# Solved: Can't run Diskchk "cannot open volume for direct access"



## Okcpa

Everytime I boot my system (running Windows 7 32 bit) I get the following message:

Checking file system on C:
The type of file system is NTFS
Volume label is OS

One of your disks needs to be checked for consistency. You may cancel the disk check, but it is trongly recommended that you continue.

Windows will now check disk.

Cannot open volume for direct access. Autochk cannot run due to an error caused by a recently installed software package.

Use system restore feature from the control panel to restore the system to a point prior to the recent software package installation.

An unspecified error occurred (766f6C756d652e63 3f1)

At this point, the system goes ahead a boots up.....

When I go to System Restore and

Confirm Disks to restore 
OS (C (System) 
Next
A window pops up which says

The disk OS (C has errors
Windows has detected file system corruption on OS (C. You must check the disk for errors before it can be restored. Check the disk for errors.

When I click on the check the disk for errors, I get a pop up

Check Disk OS(C
Check disk options
Automatically fix file system errors
Scan for and attempt recovery of bad sectors

START

Then I get Windows can't check the disk while it is in use.

I don't know where to go from here. I can't run restore from even the oldest backup point. This did begin after I upgraded from Windows Vista Home to Windows 7. Not immediately but a few weeks afterward. I think it may have started after one of the auto updates to the software was made ..... either a Windows update or a security update.


----------



## vicks

Click on the start sphere, Open computer, right click on C drive, select properties, click on tools tab, click on error checking. It will tell you that it will run when you reboot the computer. Restart your computer and see if it will run now..
Vicks


----------



## Okcpa

I attempted the above fix and here were my results. Under the tools tab, under Error Checking, I clicked on Check Now and got the following pop up screen.

Check disk options 
Auto fix file system errors
Scan for and attempt recovery of bad sectors. 

I select "auto fix file system errors" - START 
A new pop up window says 
"Windows can't check the disk while its in use."
"Do you want to check for hard disk errors the next time you start your computer"
I select "Schedule Disk Check"

Then I shut down the computer and booted it up again. Back to the same error message listed in my original message - however I did get the message twice before it took me to my desktop. 

I went back to the tools - Error Checking and selected "Scan for and attempt recovery of bad sectors" - START.

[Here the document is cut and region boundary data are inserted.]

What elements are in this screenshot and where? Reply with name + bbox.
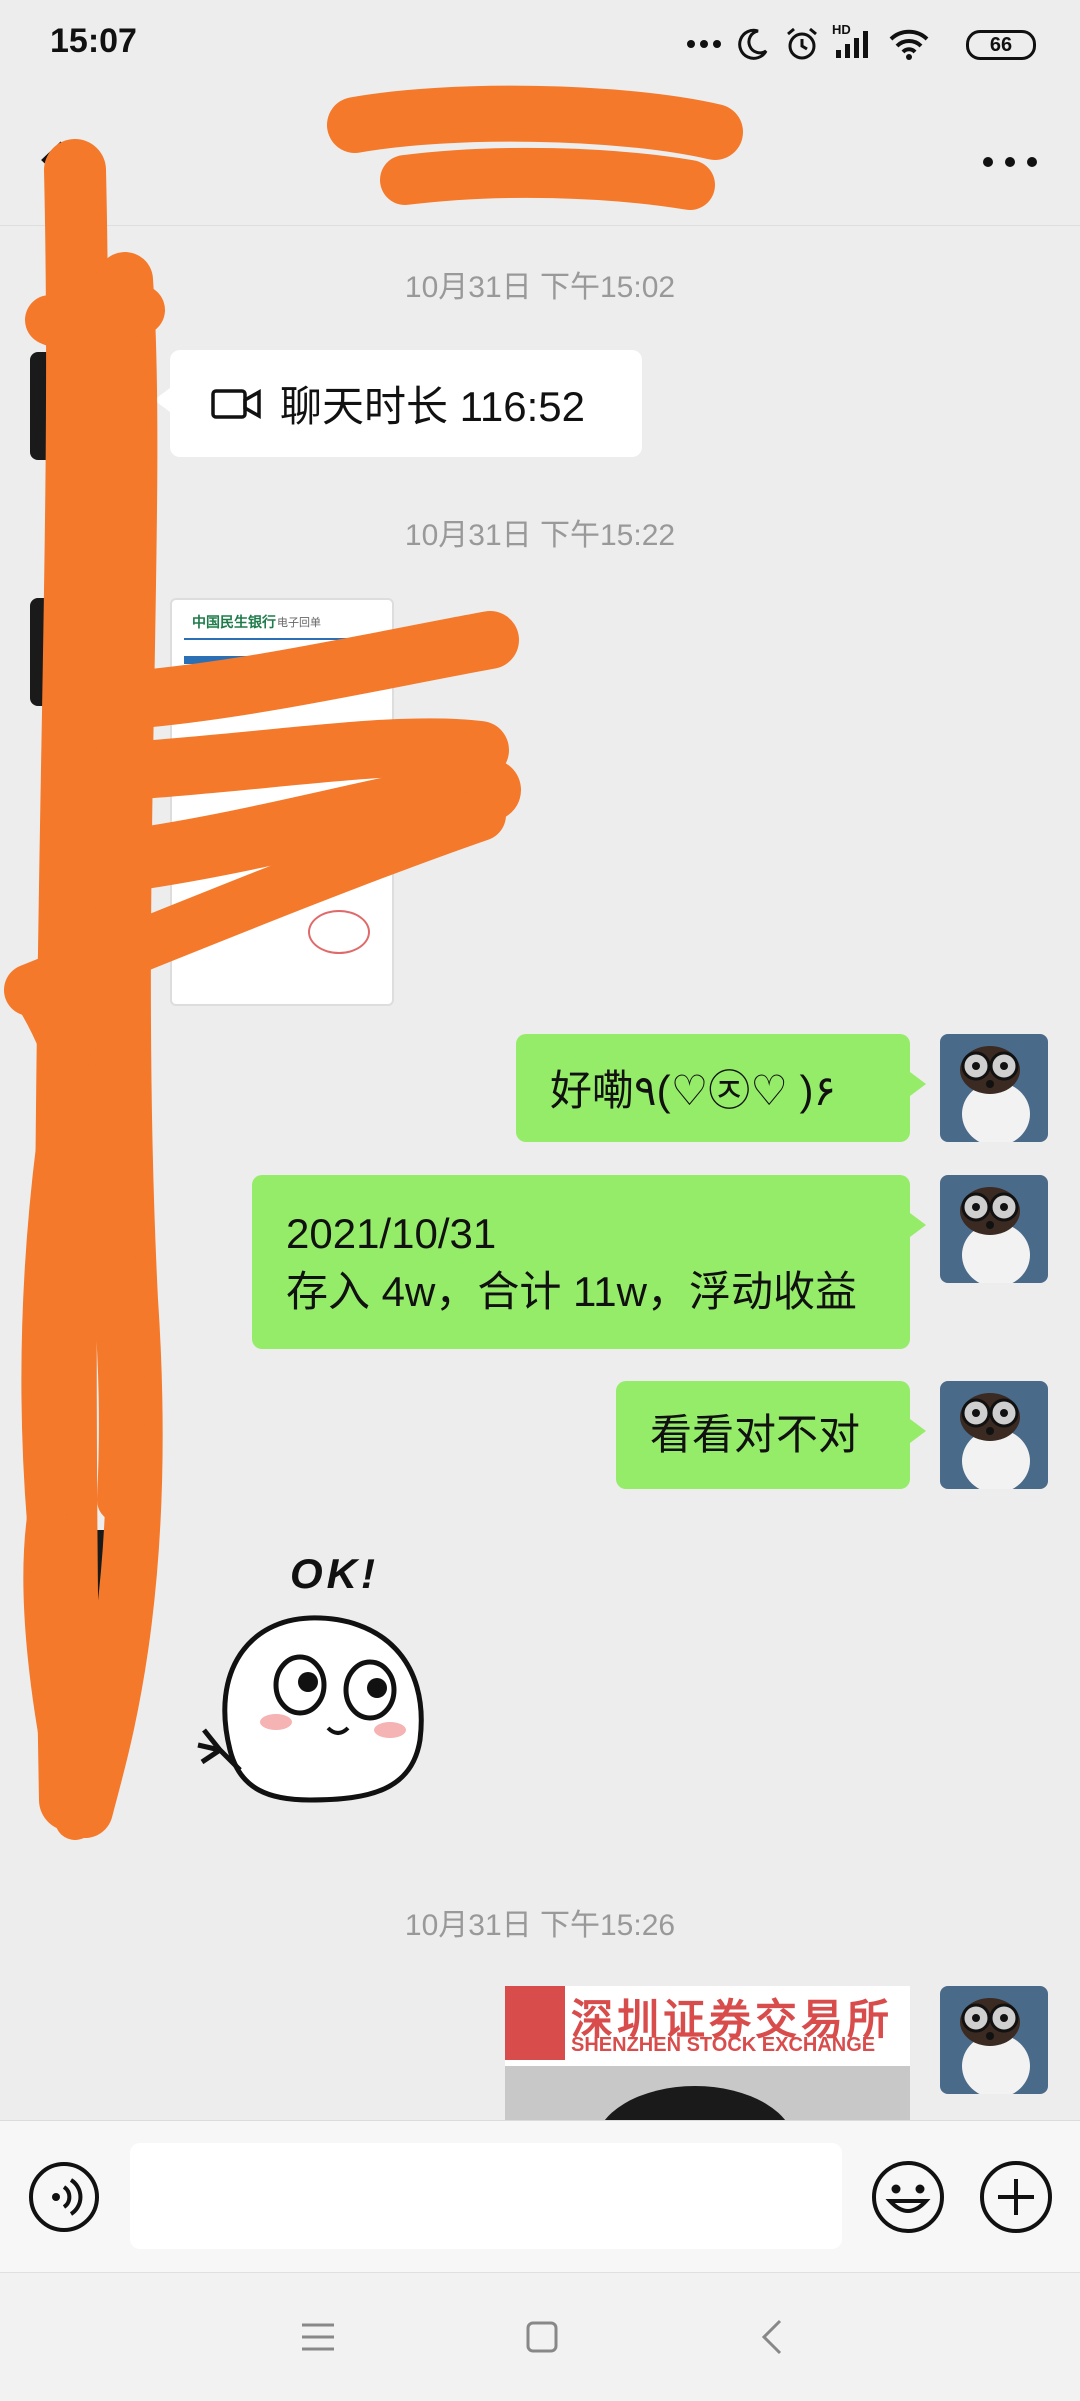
- message-text: 看看对不对: [650, 1411, 861, 1458]
- contact-avatar[interactable]: [30, 1530, 138, 1638]
- back-button[interactable]: [30, 135, 80, 185]
- signal-icon: HD: [832, 22, 874, 60]
- moon-icon: [738, 28, 768, 60]
- exchange-name-en: SHENZHEN STOCK EXCHANGE: [571, 2034, 876, 2056]
- ok-sticker[interactable]: OK!: [190, 1550, 490, 1830]
- message-text: 好嘞٩(♡㉨♡ )۶: [550, 1067, 837, 1114]
- system-nav-bar: [0, 2272, 1080, 2401]
- divider: [184, 656, 380, 664]
- plus-button[interactable]: [978, 2159, 1054, 2235]
- divider: [184, 638, 380, 640]
- status-bar: 15:07 HD 66: [0, 0, 1080, 90]
- sent-message-bubble[interactable]: 2021/10/31 存入 4w，合计 11w，浮动收益: [252, 1175, 926, 1349]
- sent-message-bubble[interactable]: 好嘞٩(♡㉨♡ )۶: [516, 1034, 926, 1142]
- doc-label: 电子回单: [277, 617, 321, 629]
- back-arrow-icon: [41, 141, 64, 179]
- back-icon: [761, 2319, 782, 2355]
- stamp-icon: [308, 910, 370, 954]
- status-icons: HD: [686, 22, 930, 62]
- alarm-icon: [787, 27, 817, 60]
- emoji-icon: [872, 2161, 944, 2233]
- message-line-2: 存入 4w，合计 11w，浮动收益: [286, 1268, 857, 1315]
- voice-icon: [29, 2162, 99, 2232]
- video-call-icon: [211, 388, 261, 419]
- input-bar: [0, 2120, 1080, 2273]
- timestamp: 10月31日 下午15:02: [404, 271, 676, 304]
- voice-button[interactable]: [28, 2161, 100, 2233]
- exchange-image[interactable]: 深圳证券交易所 SHENZHEN STOCK EXCHANGE: [505, 1986, 910, 2120]
- timestamp: 10月31日 下午15:22: [404, 519, 676, 552]
- status-time: 15:07: [50, 22, 137, 60]
- emoji-button[interactable]: [870, 2159, 946, 2235]
- timestamp: 10月31日 下午15:26: [404, 1909, 676, 1942]
- battery-icon: 66: [966, 30, 1036, 60]
- my-avatar[interactable]: [940, 1986, 1048, 2094]
- dog-avatar-icon: [940, 1175, 1048, 1283]
- bank-name: 中国民生银行: [192, 614, 276, 630]
- home-icon: [526, 2321, 558, 2353]
- my-avatar[interactable]: [940, 1034, 1048, 1142]
- my-avatar[interactable]: [940, 1381, 1048, 1489]
- message-input[interactable]: [130, 2143, 842, 2249]
- menu-icon: [302, 2323, 334, 2351]
- plus-icon: [980, 2161, 1052, 2233]
- message-line-1: 2021/10/31: [286, 1210, 497, 1257]
- image-photo: [505, 2066, 910, 2120]
- dog-avatar-icon: [940, 1034, 1048, 1142]
- wifi-icon: [889, 29, 929, 60]
- home-button[interactable]: [522, 2317, 562, 2357]
- more-button[interactable]: [980, 150, 1040, 174]
- nav-back-button[interactable]: [752, 2315, 792, 2359]
- menu-button[interactable]: [298, 2317, 338, 2357]
- more-icon: [983, 157, 1037, 167]
- contact-avatar[interactable]: [30, 598, 138, 706]
- signal-label: HD: [832, 22, 851, 37]
- exchange-logo-icon: [505, 1986, 565, 2060]
- my-avatar[interactable]: [940, 1175, 1048, 1283]
- bank-receipt-image[interactable]: 中国民生银行 电子回单: [170, 598, 394, 1006]
- chat-header: [0, 100, 1080, 226]
- sent-message-bubble[interactable]: 看看对不对: [616, 1381, 926, 1489]
- call-duration: 聊天时长 116:52: [280, 383, 586, 430]
- contact-avatar[interactable]: [30, 352, 138, 460]
- dog-avatar-icon: [940, 1381, 1048, 1489]
- sticker-text: OK!: [290, 1550, 379, 1597]
- dog-avatar-icon: [940, 1986, 1048, 2094]
- call-record-bubble[interactable]: 聊天时长 116:52: [154, 350, 642, 457]
- more-dots-icon: [687, 40, 721, 48]
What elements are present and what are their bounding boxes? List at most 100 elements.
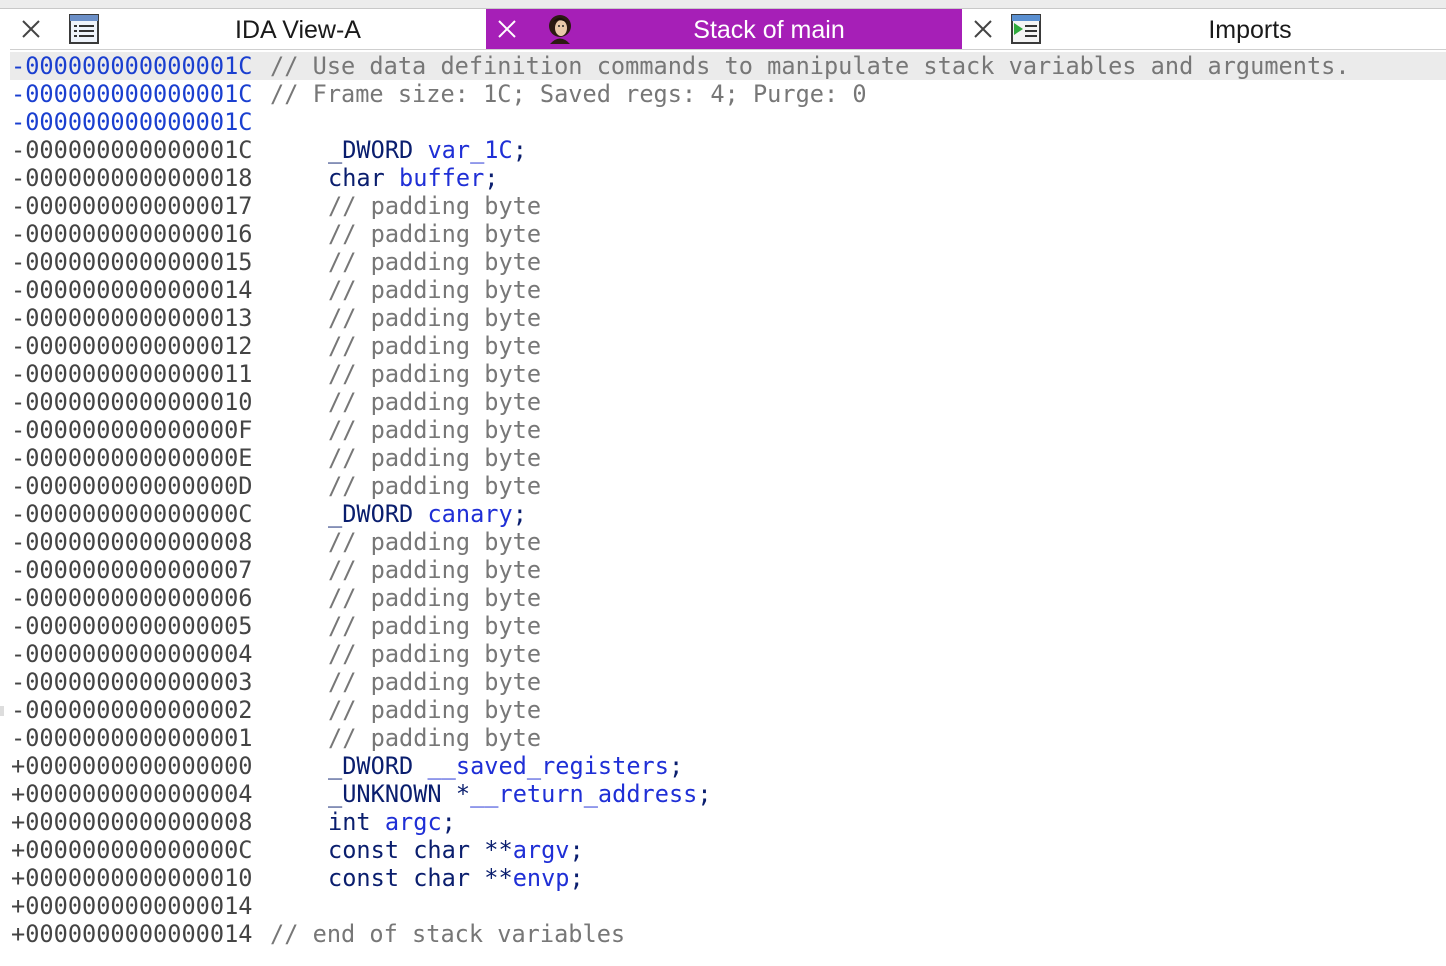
listing-line[interactable]: -0000000000000005 // padding byte bbox=[10, 612, 1446, 640]
variable-name[interactable]: __return_address bbox=[470, 780, 697, 808]
line-address: -0000000000000008 bbox=[11, 528, 253, 556]
close-icon[interactable] bbox=[496, 18, 518, 40]
line-address: +000000000000000C bbox=[11, 836, 253, 864]
listing-line[interactable]: -000000000000001C // Use data definition … bbox=[10, 52, 1446, 80]
line-address: -0000000000000001 bbox=[11, 724, 253, 752]
listing-line[interactable]: -0000000000000007 // padding byte bbox=[10, 556, 1446, 584]
listing-line[interactable]: -0000000000000010 // padding byte bbox=[10, 388, 1446, 416]
line-address: -000000000000000C bbox=[11, 500, 253, 528]
semicolon: ; bbox=[512, 136, 527, 164]
line-address: -0000000000000003 bbox=[11, 668, 253, 696]
pointer-stars: ** bbox=[484, 836, 513, 864]
line-address: -0000000000000012 bbox=[11, 332, 253, 360]
semicolon: ; bbox=[697, 780, 712, 808]
line-address: -0000000000000013 bbox=[11, 304, 253, 332]
line-address: -0000000000000005 bbox=[11, 612, 253, 640]
variable-name[interactable]: argc bbox=[385, 808, 442, 836]
variable-name[interactable]: __saved_registers bbox=[427, 752, 668, 780]
line-address: +0000000000000014 bbox=[11, 892, 253, 920]
listing-line[interactable]: -0000000000000001 // padding byte bbox=[10, 724, 1446, 752]
line-comment: // padding byte bbox=[328, 528, 542, 556]
line-comment: // padding byte bbox=[328, 416, 542, 444]
line-address: -0000000000000002 bbox=[11, 696, 253, 724]
line-comment: // padding byte bbox=[328, 612, 542, 640]
line-comment: // padding byte bbox=[328, 472, 542, 500]
line-address: -0000000000000014 bbox=[11, 276, 253, 304]
semicolon: ; bbox=[569, 864, 584, 892]
tab-bar: IDA View-A Stack of main Imports bbox=[10, 9, 1446, 50]
line-comment: // padding byte bbox=[328, 444, 542, 472]
tab-label: IDA View-A bbox=[235, 16, 361, 44]
line-address: -0000000000000015 bbox=[11, 248, 253, 276]
listing-line[interactable]: -0000000000000016 // padding byte bbox=[10, 220, 1446, 248]
line-address: -000000000000000E bbox=[11, 444, 253, 472]
line-comment: // Use data definition commands to manip… bbox=[270, 52, 1350, 80]
type-keyword: _UNKNOWN bbox=[328, 780, 442, 808]
listing-line[interactable]: -000000000000001C // Frame size: 1C; Save… bbox=[10, 80, 1446, 108]
listing-line[interactable]: +0000000000000004 _UNKNOWN *__return_addr… bbox=[10, 780, 1446, 808]
listing-line[interactable]: -0000000000000015 // padding byte bbox=[10, 248, 1446, 276]
line-comment: // padding byte bbox=[328, 584, 542, 612]
listing-line[interactable]: -0000000000000017 // padding byte bbox=[10, 192, 1446, 220]
variable-name[interactable]: buffer bbox=[399, 164, 484, 192]
listing-line[interactable]: -000000000000000F // padding byte bbox=[10, 416, 1446, 444]
type-keyword: _DWORD bbox=[328, 500, 414, 528]
listing-line[interactable]: -0000000000000013 // padding byte bbox=[10, 304, 1446, 332]
listing-line[interactable]: +0000000000000000 _DWORD __saved_register… bbox=[10, 752, 1446, 780]
stack-frame-listing[interactable]: -000000000000001C // Use data definition … bbox=[10, 52, 1446, 966]
variable-name[interactable]: envp bbox=[513, 864, 570, 892]
listing-line[interactable]: -0000000000000004 // padding byte bbox=[10, 640, 1446, 668]
listing-line[interactable]: +0000000000000010 const char **envp; bbox=[10, 864, 1446, 892]
variable-name[interactable]: canary bbox=[427, 500, 512, 528]
variable-name[interactable]: argv bbox=[513, 836, 570, 864]
line-comment: // padding byte bbox=[328, 276, 542, 304]
line-address: +0000000000000004 bbox=[11, 780, 253, 808]
listing-line[interactable]: -0000000000000011 // padding byte bbox=[10, 360, 1446, 388]
tab-stack-of-main[interactable]: Stack of main bbox=[486, 9, 962, 49]
listing-line[interactable]: +0000000000000014 bbox=[10, 892, 1446, 920]
semicolon: ; bbox=[569, 836, 584, 864]
listing-line[interactable]: -000000000000001C _DWORD var_1C; bbox=[10, 136, 1446, 164]
listing-line[interactable]: -0000000000000003 // padding byte bbox=[10, 668, 1446, 696]
listing-line[interactable]: -000000000000000C _DWORD canary; bbox=[10, 500, 1446, 528]
semicolon: ; bbox=[512, 500, 527, 528]
close-icon[interactable] bbox=[972, 18, 994, 40]
portrait-icon bbox=[544, 13, 576, 45]
line-comment: // padding byte bbox=[328, 360, 542, 388]
line-comment: // padding byte bbox=[328, 304, 542, 332]
pointer-stars: ** bbox=[484, 864, 513, 892]
line-address: +0000000000000014 bbox=[11, 920, 253, 948]
tab-imports[interactable]: Imports bbox=[962, 9, 1438, 49]
listing-line[interactable]: -000000000000000E // padding byte bbox=[10, 444, 1446, 472]
listing-line[interactable]: -0000000000000018 char buffer; bbox=[10, 164, 1446, 192]
type-keyword: _DWORD bbox=[328, 752, 414, 780]
line-comment: // padding byte bbox=[328, 640, 542, 668]
listing-line[interactable]: -0000000000000002 // padding byte bbox=[10, 696, 1446, 724]
line-comment: // padding byte bbox=[328, 696, 542, 724]
listing-line[interactable]: +0000000000000008 int argc; bbox=[10, 808, 1446, 836]
semicolon: ; bbox=[441, 808, 456, 836]
listing-line[interactable]: -0000000000000008 // padding byte bbox=[10, 528, 1446, 556]
line-address: -0000000000000007 bbox=[11, 556, 253, 584]
tab-label: Imports bbox=[1208, 16, 1292, 44]
line-address: -000000000000000F bbox=[11, 416, 253, 444]
line-comment: // padding byte bbox=[328, 556, 542, 584]
close-icon[interactable] bbox=[20, 18, 42, 40]
line-address: +0000000000000000 bbox=[11, 752, 253, 780]
listing-line[interactable]: -0000000000000012 // padding byte bbox=[10, 332, 1446, 360]
line-address: -0000000000000016 bbox=[11, 220, 253, 248]
listing-line[interactable]: +000000000000000C const char **argv; bbox=[10, 836, 1446, 864]
line-address: -0000000000000011 bbox=[11, 360, 253, 388]
listing-line[interactable]: +0000000000000014 // end of stack variabl… bbox=[10, 920, 1446, 948]
listing-line[interactable]: -000000000000001C bbox=[10, 108, 1446, 136]
splitter-handle[interactable] bbox=[0, 706, 4, 716]
tab-ida-view-a[interactable]: IDA View-A bbox=[10, 9, 486, 49]
line-address: -0000000000000010 bbox=[11, 388, 253, 416]
listing-line[interactable]: -0000000000000006 // padding byte bbox=[10, 584, 1446, 612]
listing-line[interactable]: -0000000000000014 // padding byte bbox=[10, 276, 1446, 304]
line-address: -000000000000001C bbox=[11, 80, 253, 108]
line-comment: // Frame size: 1C; Saved regs: 4; Purge:… bbox=[270, 80, 867, 108]
listing-line[interactable]: -000000000000000D // padding byte bbox=[10, 472, 1446, 500]
line-comment: // padding byte bbox=[328, 220, 542, 248]
variable-name[interactable]: var_1C bbox=[427, 136, 512, 164]
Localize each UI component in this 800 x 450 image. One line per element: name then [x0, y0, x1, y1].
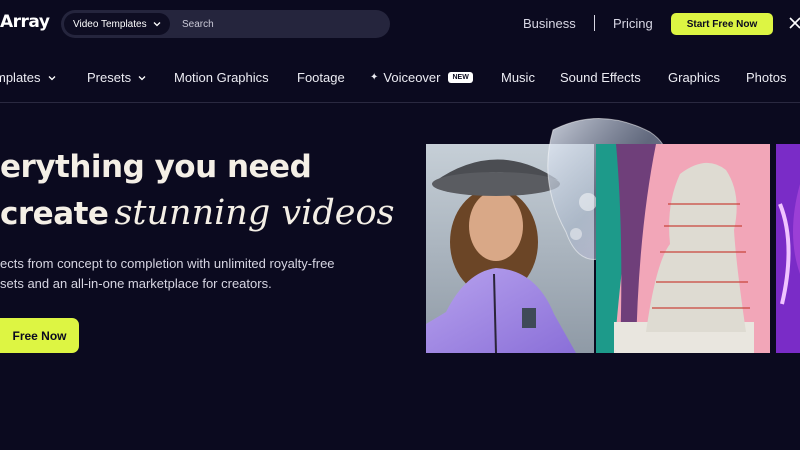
close-icon[interactable] [788, 16, 800, 30]
hero-subtext-line1: ects from concept to completion with unl… [0, 256, 335, 271]
nav-item-label: Voiceover [383, 70, 441, 85]
hero-subtext-line2: sets and an all-in-one marketplace for c… [0, 276, 272, 291]
nav-divider-line [0, 102, 800, 103]
nav-item-music[interactable]: Music [501, 70, 535, 85]
hero-headline-line2: create stunning videos [0, 193, 395, 233]
start-free-hero-button[interactable]: Free Now [0, 318, 79, 353]
nav-item-label: Presets [87, 70, 132, 85]
nav-item-footage[interactable]: Footage [297, 70, 345, 85]
nav-item-label: Music [501, 70, 535, 85]
new-badge: NEW [448, 72, 473, 83]
nav-item-presets[interactable]: Presets [87, 70, 147, 85]
nav-item-label: Graphics [668, 70, 721, 85]
search-category-label: Video Templates [73, 18, 147, 30]
search-input[interactable] [182, 16, 382, 32]
nav-item-label: mplates [0, 70, 41, 85]
search-category-select[interactable]: Video Templates [64, 13, 170, 35]
site-header: Array Video Templates Business Pricing S… [0, 0, 800, 48]
hero-headline-script: stunning videos [114, 193, 395, 233]
nav-item-label: Sound Effects [560, 70, 641, 85]
search-bar: Video Templates [61, 10, 390, 38]
category-nav: mplates Presets Motion Graphics Footage … [0, 56, 800, 98]
hero-headline-plain: create [0, 196, 109, 232]
nav-item-sound-effects[interactable]: Sound Effects [560, 70, 641, 85]
nav-item-label: Photos [746, 70, 787, 85]
nav-item-graphics[interactable]: Graphics [668, 70, 720, 85]
logo[interactable]: Array [0, 12, 50, 32]
nav-item-voiceover[interactable]: ✦ Voiceover NEW [370, 70, 473, 85]
start-free-button[interactable]: Start Free Now [671, 13, 773, 35]
nav-item-templates[interactable]: mplates [0, 70, 57, 85]
chevron-down-icon [153, 22, 161, 27]
nav-divider [594, 15, 595, 31]
pricing-link[interactable]: Pricing [613, 16, 653, 31]
nav-item-photos[interactable]: Photos [746, 70, 786, 85]
nav-item-label: Footage [297, 70, 345, 85]
hero-subtext: ects from concept to completion with unl… [0, 254, 380, 294]
business-link[interactable]: Business [523, 16, 576, 31]
nav-item-motion-graphics[interactable]: Motion Graphics [174, 70, 269, 85]
nav-item-label: Motion Graphics [174, 70, 269, 85]
chevron-down-icon [138, 75, 146, 80]
hero-headline-line1: erything you need [0, 149, 312, 185]
hero-image-statue [596, 144, 770, 353]
chevron-down-icon [48, 75, 55, 80]
sparkle-icon: ✦ [370, 72, 379, 83]
hero-image-abstract [776, 144, 800, 353]
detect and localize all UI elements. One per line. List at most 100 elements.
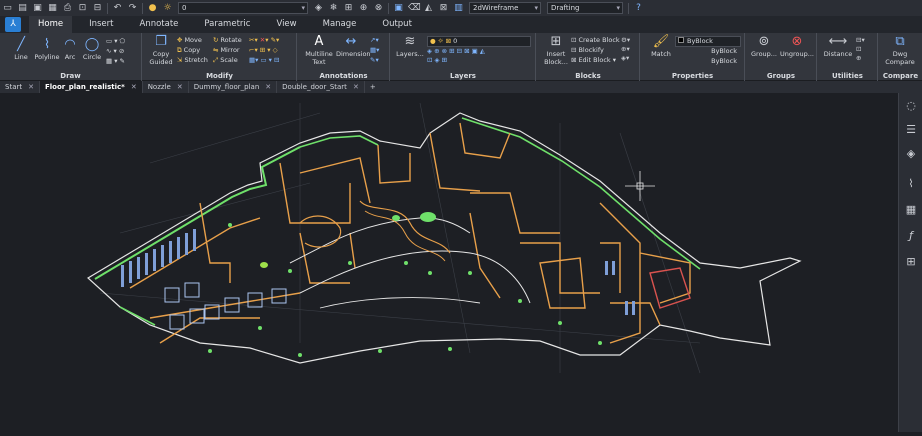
open-file-icon[interactable]: ▤ [17,3,28,14]
structure-tree-icon[interactable]: ⊞ [904,255,918,269]
insert-block-tool[interactable]: ⊞ Insert Block... [543,34,569,66]
print-icon[interactable]: ⎙ [62,3,73,14]
doc-tab-start[interactable]: Start ✕ [0,81,40,93]
close-icon[interactable]: ✕ [353,81,359,93]
move-button[interactable]: ✥ Move [177,36,202,45]
layer-combo-ribbon[interactable]: ● ☼ ⊠ 0 [427,36,531,47]
close-icon[interactable]: ✕ [131,81,137,93]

At this point, it starts scanning - gets about 15% of the way complete and I get a pop-up that says "This disk contains file system errors" "To fix these problems, select automatically fix file system errors check box and run the disk check again". - OK

So I go back and select the "automatically fix file system errors" and schedule the disk check. Same result - my system simply can't seem to run the disk check.


----------



## vicks

Try running it is safe mode. When you turn the computer on, gently, continously, tap the F8 key. This should open the safe mode (black window with white lettering) then open the drive as before and see if it will run.
Another thing you could try in safe mode is when the safe mode window opens, use the arrow keys to move up to 'last known good configuration; click enter. let the computer do it's thing. If this works, then try to run the error checking as before. Once it starts to run it can take a long time so be prepared to use patience...
Let us know how it goes.
Vicks


----------



## bbearren

You can boot from your Windows 7 DVD, work your way through the "repair" menus and select Command Prompt.

Once your running under the command prompt (black screen with white letters), type

chkdsk C: /r

and hit enter.

And it can take a good while, as vicks said.


----------



## Okcpa

Vicks, I tried both suggestions with no luck. Interestingly, when I try to go to safe mode - it starts scrolling the loading windows files and then stops at:

\windows\system32\drivers\classpnp.sys

After waiting for 15 minutes for it to progress - grey bar says please wait - I finally gave up and turned the machine off to start over. Same problem with 4 tries to get to safe mode. 

When I tried the "last known good configuration" - it took me to the black screen where it tries to run diskchk with the same result as my original message. I went ahead and tried scheduling the disk check in to tools menu ..... but same result when machine is booted - same error messages. 

Any ideas why it is hanging up at this particular driver file ....


----------



## Okcpa

bbearren - can't find my windows 7 CD to boot from .... I may have downloaded the upgrade - have to check my files.


----------



## Okcpa

Thanks to both of you for your posts. I was able to get to the C prompt from the repair menu and ran the chkdsk from there. It took quiet a while as you noted and appeared to get hung up at 13% (stage 4 of 5) but it finally finished and the computer booted up with no problem. Hopefully all my problems are solved.


----------



## vicks

Glad we were able to help you.
When you are sure the problem has been corrected, feel free to mark this as solved, click on the solved button at the top left of your original post.
Vicks


----------



## bbearren

As a precautionary measure, I would run

sfc /scannow

from an Administrators level command prompt. Chkdsk /r tries to recover any corrupt files it comes across, and it usually does an excellent job. The System File Checker will scrutinize system files to assure that all are where they should be and none are corrupted.


----------